Keywords: Nano formulation, targeted, drug, delivery, Systems
INTRODUCTION
The most prevalent kind of cancer in the head and neck area is oral squamous cell carcinoma (OSCC), which is a persistent and crippling illness. To address the frequent adverse effects of traditional medications, such as a decrease in bone marrow function, kidney damage, ototoxicity, and inadequate systemic stability, several nano formulations have been developed.

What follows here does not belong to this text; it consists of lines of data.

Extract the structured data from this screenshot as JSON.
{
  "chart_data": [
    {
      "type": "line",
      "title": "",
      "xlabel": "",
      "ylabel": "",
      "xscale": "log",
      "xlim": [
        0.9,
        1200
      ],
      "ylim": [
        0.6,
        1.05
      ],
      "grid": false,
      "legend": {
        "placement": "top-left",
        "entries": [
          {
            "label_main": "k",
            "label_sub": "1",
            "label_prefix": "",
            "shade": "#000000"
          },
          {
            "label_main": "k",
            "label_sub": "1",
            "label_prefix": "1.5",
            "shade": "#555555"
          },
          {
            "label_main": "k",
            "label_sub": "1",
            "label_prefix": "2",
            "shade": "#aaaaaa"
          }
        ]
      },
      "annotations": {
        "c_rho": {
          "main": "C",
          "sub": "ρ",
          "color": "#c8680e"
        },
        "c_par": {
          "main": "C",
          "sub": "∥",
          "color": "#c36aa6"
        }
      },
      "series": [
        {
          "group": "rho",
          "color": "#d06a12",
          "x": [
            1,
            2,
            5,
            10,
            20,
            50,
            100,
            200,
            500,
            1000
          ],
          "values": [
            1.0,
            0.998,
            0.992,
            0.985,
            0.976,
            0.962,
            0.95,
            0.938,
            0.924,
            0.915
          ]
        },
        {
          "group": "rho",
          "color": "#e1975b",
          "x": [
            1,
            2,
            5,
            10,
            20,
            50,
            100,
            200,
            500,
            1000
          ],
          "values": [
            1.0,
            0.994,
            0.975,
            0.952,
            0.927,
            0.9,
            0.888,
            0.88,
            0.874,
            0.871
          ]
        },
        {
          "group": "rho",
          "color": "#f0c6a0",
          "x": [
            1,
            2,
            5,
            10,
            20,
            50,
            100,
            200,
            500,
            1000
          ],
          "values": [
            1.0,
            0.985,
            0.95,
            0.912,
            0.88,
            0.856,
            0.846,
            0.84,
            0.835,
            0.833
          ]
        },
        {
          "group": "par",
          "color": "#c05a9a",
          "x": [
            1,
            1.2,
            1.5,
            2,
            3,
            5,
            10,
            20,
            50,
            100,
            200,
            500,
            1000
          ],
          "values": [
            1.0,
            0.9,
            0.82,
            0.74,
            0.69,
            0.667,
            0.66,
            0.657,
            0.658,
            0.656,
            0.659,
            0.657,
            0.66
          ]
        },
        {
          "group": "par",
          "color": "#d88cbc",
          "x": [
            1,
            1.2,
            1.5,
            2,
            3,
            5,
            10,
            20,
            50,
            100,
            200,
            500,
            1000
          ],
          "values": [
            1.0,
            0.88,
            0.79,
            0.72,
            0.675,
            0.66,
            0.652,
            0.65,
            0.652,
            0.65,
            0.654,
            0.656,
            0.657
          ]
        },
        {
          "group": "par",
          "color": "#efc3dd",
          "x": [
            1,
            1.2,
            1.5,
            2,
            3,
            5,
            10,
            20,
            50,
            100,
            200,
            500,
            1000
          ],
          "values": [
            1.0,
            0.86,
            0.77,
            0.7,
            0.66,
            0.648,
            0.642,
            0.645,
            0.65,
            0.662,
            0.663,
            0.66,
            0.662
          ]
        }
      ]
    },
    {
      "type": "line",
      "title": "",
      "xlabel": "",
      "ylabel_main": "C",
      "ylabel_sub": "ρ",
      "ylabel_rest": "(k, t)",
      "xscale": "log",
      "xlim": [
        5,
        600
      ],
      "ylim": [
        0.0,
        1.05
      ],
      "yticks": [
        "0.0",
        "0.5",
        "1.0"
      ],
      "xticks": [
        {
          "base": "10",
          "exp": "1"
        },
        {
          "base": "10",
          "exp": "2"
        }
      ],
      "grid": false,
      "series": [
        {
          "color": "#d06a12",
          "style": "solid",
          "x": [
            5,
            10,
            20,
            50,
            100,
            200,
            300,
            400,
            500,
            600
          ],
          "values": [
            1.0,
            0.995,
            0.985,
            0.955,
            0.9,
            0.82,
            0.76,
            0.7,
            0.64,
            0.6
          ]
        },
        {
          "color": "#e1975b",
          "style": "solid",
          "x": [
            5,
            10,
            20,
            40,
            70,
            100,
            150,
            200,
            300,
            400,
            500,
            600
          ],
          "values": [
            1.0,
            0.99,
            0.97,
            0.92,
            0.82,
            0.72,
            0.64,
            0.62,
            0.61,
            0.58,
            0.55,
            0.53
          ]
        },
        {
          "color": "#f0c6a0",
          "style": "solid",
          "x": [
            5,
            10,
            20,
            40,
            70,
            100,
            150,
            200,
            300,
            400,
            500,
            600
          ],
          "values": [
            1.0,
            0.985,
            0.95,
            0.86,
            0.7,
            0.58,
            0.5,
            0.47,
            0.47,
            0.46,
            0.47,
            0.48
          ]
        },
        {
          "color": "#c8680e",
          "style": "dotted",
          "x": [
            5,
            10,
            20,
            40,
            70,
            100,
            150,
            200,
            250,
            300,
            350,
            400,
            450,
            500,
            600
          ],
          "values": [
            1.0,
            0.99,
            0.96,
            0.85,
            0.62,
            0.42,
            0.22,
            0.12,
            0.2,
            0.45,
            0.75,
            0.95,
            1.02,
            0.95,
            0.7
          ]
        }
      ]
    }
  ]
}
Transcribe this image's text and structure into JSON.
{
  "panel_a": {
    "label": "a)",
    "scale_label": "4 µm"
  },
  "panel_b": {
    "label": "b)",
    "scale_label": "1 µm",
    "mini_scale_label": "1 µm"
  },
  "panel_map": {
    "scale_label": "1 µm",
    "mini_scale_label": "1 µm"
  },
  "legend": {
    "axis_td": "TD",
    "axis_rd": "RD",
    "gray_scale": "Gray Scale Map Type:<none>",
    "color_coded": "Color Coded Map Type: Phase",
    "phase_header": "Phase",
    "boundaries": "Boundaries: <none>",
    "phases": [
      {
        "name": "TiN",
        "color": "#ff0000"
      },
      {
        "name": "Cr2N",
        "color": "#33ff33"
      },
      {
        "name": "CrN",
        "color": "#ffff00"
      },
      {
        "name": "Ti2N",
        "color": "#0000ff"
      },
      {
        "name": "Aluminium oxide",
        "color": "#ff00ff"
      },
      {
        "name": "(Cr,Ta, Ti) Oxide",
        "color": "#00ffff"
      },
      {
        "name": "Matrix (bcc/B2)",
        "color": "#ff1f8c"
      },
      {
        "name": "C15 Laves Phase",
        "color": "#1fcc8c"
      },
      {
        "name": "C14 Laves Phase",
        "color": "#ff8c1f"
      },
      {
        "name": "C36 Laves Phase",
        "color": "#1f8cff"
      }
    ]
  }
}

It was shown that a nanoparticle loaded with ligand-decorated CDDP–polylactic acid–polyethylene glycol (PLGA–PEG)–NR7 had a higher potential for drug penetration in OSCCs tissue and showed rapid intracellular infiltration.

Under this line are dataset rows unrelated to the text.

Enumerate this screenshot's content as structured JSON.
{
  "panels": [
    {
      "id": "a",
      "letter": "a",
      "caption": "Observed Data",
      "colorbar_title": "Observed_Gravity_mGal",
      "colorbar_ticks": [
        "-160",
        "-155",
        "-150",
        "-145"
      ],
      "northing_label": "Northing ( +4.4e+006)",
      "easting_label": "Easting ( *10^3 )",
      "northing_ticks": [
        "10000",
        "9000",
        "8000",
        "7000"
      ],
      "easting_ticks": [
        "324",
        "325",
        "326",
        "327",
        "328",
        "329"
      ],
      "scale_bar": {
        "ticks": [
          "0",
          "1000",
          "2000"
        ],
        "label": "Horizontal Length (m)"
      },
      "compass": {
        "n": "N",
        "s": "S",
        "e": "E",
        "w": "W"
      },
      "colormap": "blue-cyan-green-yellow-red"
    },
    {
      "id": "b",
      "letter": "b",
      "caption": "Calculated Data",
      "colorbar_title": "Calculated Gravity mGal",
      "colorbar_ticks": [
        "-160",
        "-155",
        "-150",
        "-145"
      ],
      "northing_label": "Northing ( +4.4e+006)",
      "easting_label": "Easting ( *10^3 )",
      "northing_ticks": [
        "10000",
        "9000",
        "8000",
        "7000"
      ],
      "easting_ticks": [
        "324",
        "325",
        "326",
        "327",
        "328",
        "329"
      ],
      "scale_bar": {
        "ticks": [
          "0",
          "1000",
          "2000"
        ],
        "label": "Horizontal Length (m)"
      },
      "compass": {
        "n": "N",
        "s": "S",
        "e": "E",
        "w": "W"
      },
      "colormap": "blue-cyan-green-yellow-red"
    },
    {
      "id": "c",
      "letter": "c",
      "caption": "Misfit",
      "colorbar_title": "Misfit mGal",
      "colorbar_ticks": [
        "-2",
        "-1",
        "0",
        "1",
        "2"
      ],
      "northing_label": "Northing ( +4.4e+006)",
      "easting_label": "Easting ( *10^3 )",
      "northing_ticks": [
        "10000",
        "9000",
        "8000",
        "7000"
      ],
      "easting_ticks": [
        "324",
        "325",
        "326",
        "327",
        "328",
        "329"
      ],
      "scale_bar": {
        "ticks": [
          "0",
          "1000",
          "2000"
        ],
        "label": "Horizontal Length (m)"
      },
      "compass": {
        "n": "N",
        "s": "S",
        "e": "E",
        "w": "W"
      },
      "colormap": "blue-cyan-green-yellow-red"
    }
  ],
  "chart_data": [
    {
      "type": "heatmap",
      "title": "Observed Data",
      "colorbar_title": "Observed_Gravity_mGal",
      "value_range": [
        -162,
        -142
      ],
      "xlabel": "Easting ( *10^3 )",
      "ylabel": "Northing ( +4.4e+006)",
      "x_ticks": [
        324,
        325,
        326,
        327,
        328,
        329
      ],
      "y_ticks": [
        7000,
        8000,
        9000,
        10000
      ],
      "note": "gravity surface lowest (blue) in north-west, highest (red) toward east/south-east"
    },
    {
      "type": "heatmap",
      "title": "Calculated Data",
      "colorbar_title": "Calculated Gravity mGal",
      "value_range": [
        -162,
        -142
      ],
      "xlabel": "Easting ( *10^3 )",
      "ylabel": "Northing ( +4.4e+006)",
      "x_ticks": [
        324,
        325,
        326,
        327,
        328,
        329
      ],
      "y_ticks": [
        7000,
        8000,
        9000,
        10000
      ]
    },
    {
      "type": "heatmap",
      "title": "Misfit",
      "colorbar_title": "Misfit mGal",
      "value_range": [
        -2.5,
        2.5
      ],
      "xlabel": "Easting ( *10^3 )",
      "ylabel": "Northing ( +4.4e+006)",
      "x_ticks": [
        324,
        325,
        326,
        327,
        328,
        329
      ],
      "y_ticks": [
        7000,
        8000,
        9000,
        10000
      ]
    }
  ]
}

Utilising the principles of nanotechnology, nano pharmaceuticals have completely transformed the way drugs are delivered and treatment approaches in contemporary medicine. Utilising nanoparticles (NPs) and nanocarriers (NCs), these state-of-the-art formulations overcome significant drawbacks of traditional treatments by providing better targeting, increased bioavailability, and less toxicity. Their revolutionary effect on healthcare is shown by the clinical success of several nano pharmaceuticals.

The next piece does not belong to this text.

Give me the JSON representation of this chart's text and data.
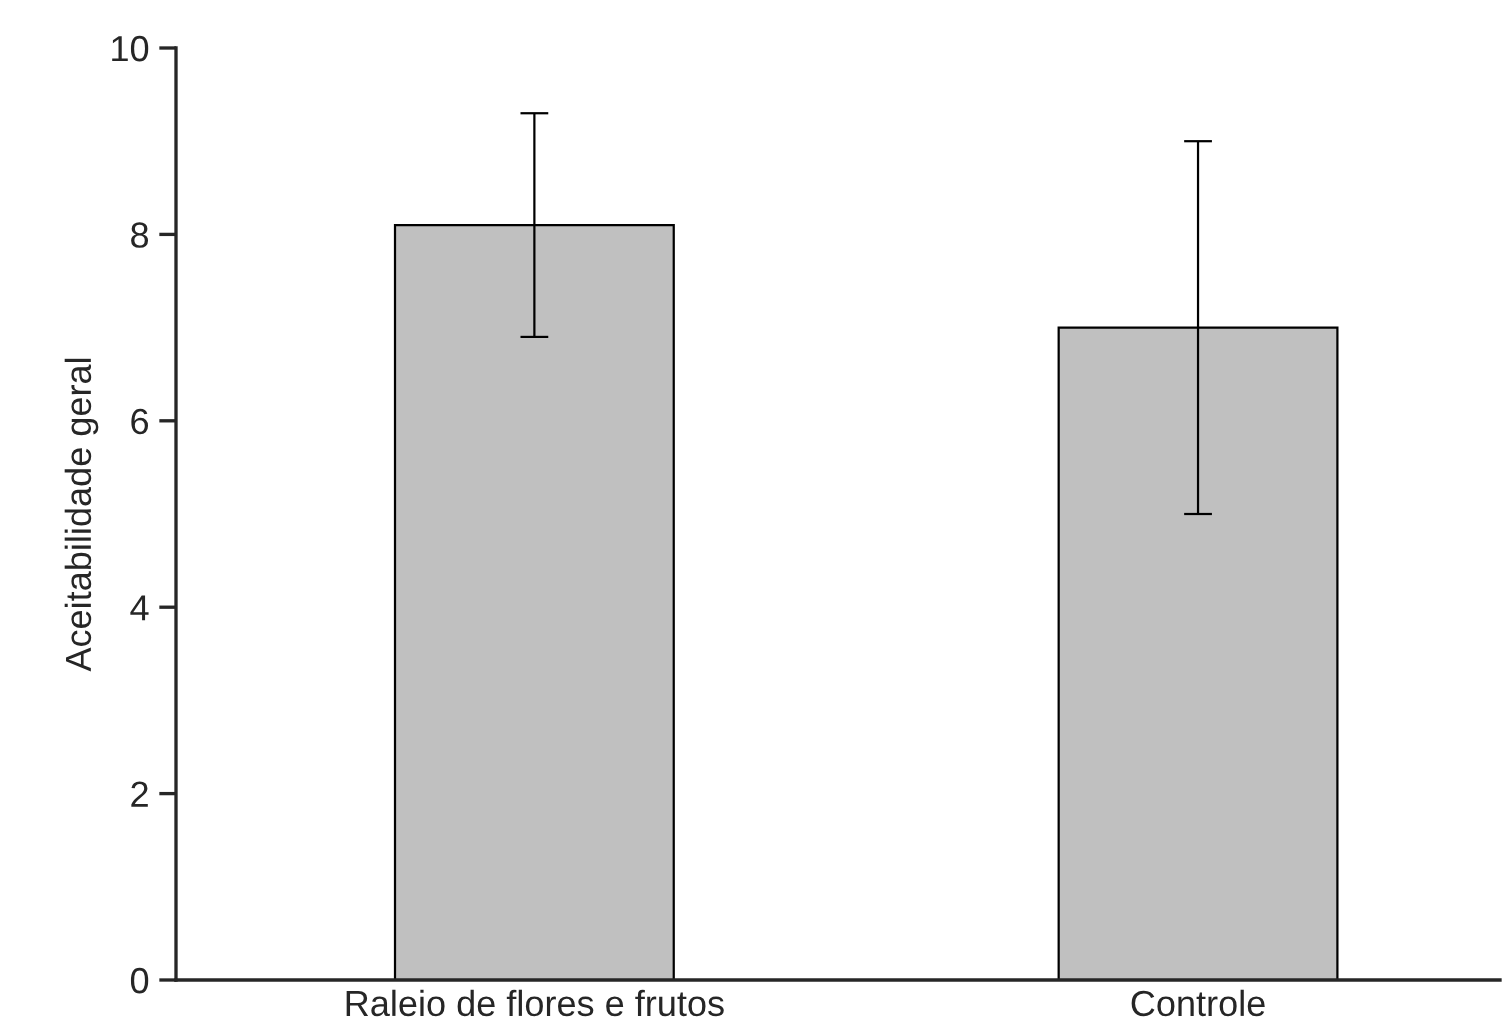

Achieving the targeted accumulation of therapeutic substances at the intended place is the goal of targeted medication delivery. An exciting new direction in targeted drug delivery is the combination of therapeutic medications with nanoparticles and the development of appropriate targeting routes, which have the potential to transport multiple molecules to precise anatomical sites. In order to achieve optimal targeting efficiency, it is crucial that the DDS remains in the physiological system for a sufficient duration to specifically target cells and tissues, releasing the delivery medication while evading the immune system. To enhance safety and efficacy, nanoparticles may make encapsulated cargo more stable and soluble, make transmembrane transport easier, and lengthen cycle durations. Intravascular medication delivery allows nanoparticles to enter the circulation via blood vessels and treat intravascular illnesses by acting at precise locations inside the blood vessels. Another method of drug delivery including nanoparticles is known as extravascular drug delivery, and it involves local administration (e.g., oral, inhalation, subcutaneous injection, etc.) to target tissues.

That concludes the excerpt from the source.